На его презервативе, на простыни видна кровь. Весь его член, до сих пор не опавший, в моей крови, даже волосы над ним.
Еле встаю на ноги, — они не слушаются, их сводит судорогой от того, насколько сильно он их раздвинул, и как долго это было.
Орать хочется, выть, реветь в голос, — но я только на негнущихся ногах, как сломанная кукла, плетусь вперед. Ничего в голове, — ни единой мысли, только как будто бьет колокол, — оглушительно и по вискам. Даже не думаю о том, куда это, — к себе? Но в том, что уж точно не домой, — даже не сомневаюсь.
Меня подхватывает под локоть та самая женщина, которая встретила у дома нас с Зафирой, и куда-то тащит, практически волочит. Не разбираю дороги, даже не смотрю, мне все равно. Меня заталкивают в какую-то конуру, — маленькая комната без окон. Кровать, стол, одно кресло у стола, — и приоткрытая дверь в ванную. Вот и все.
Оставляет одну, и я просто падаю на постель, слыша в тишине, как поворачивается ключ в замке двери.
Меня заперли. Выхода отсюда нет, — проносится в голове.
Но даже это уже меня не трогает. Меня будто выключили, — осталась только действительно неживая кукла.
С огромным трудом отталкиваю себя от постели и плетусь в душ, — скорее механически, чем если бы меня волновали сейчас вопросы гигиены.
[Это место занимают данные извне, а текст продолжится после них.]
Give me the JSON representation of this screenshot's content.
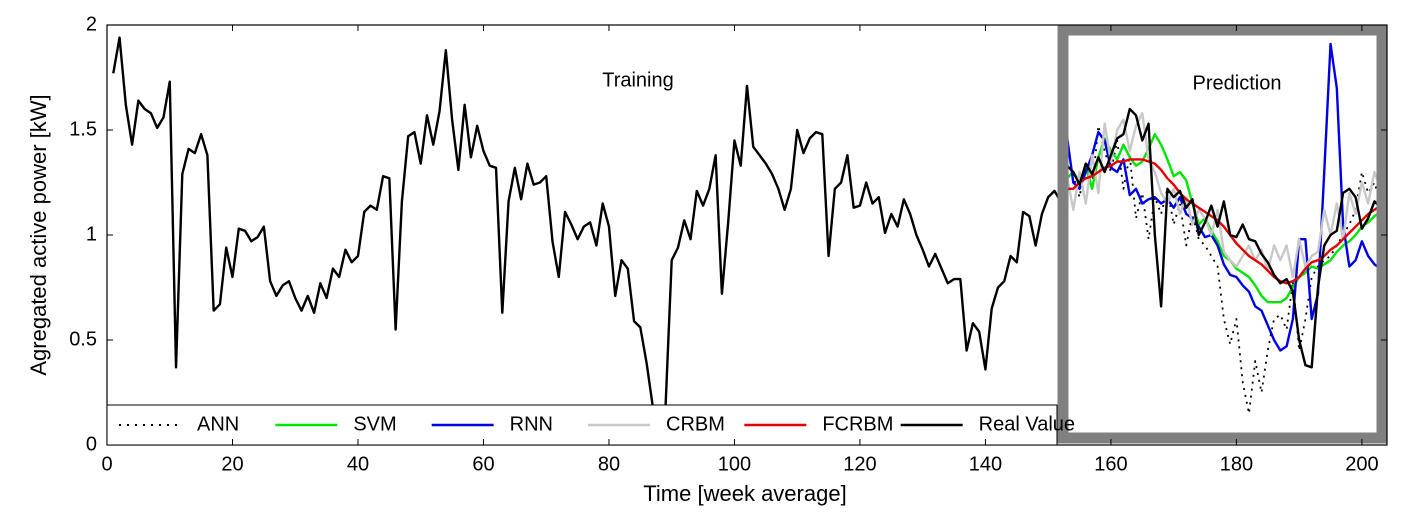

Да, нужно смыть это все с себя, — кровь, пот, его прикосновения… Но на самом деле, — ничего уже этого я с себя не смою. Никогда. Даже если буду тереть тело так, что ободру всю кожу.
Так и лежу всю ночь на постели. Все тело горит, зато внутри как будто все заморозили, превратили меня в бесчувственный лед.
Слез нет, — ничего нет.
Даже боли.
Как будто все, чем можно чувствовать, из меня просто вынули.
Даже глаза не закрываются. Просто до утра смотрю в потолок, и пошевелиться не могу. Только под утро, о чем говорят мне огромные часы на стене, проваливаюсь в темноту.
* * *
Очнувшись, я даже не сразу понимаю где я.
Мне снились теплые руки Кирилла, обнимающие меня, его губы, как обычно, прижавшиеся к моей шее, что-то шепчущие, — успокаивающее и ласковое.
Не сразу поняла, — откуда эта пронзительная боль между ногами, почему так тянет низ живота и болит распухшая грудь? Неужели Кир снова попытался повторить свои попытки? Те самые, когда он был настойчив до боли в теле и до первого моего страха перед ним?
— Кир, я же просила, — выдыхаю, чувствуя, как болят губы от того, что начинают двигаться. — Не трогай меня…
Но, вместо привычного уже «прости, детка, спи, все хорошо» и волны тепла, когда он притягивает к себе меня крепче, — тишина и холод.
Даже руку завожу назад, все еще до конца не вынырнув из пелены сна, — чтобы коснуться его плеча, щеки, чтобы притянул меня к себе сильнее, — так иногда тоже бывало, Кирилл, еще не проснувшись до конца, начинал слишком яростно меня ласкать, а после моей просьбы перекатывался на край постели. Слишком возбужден он был, именно под утро, особенно под утро. Отшатывался, чтобы сдержаться и остыть.
Медленно раскрываю до невозможности тяжелые веки, — как будто бы к ним груз какой-то прицепили, — и не понимаю. Стены вокруг, темнота, тикают на стенке напротив часы, подсвечивается циферблат и стрелки.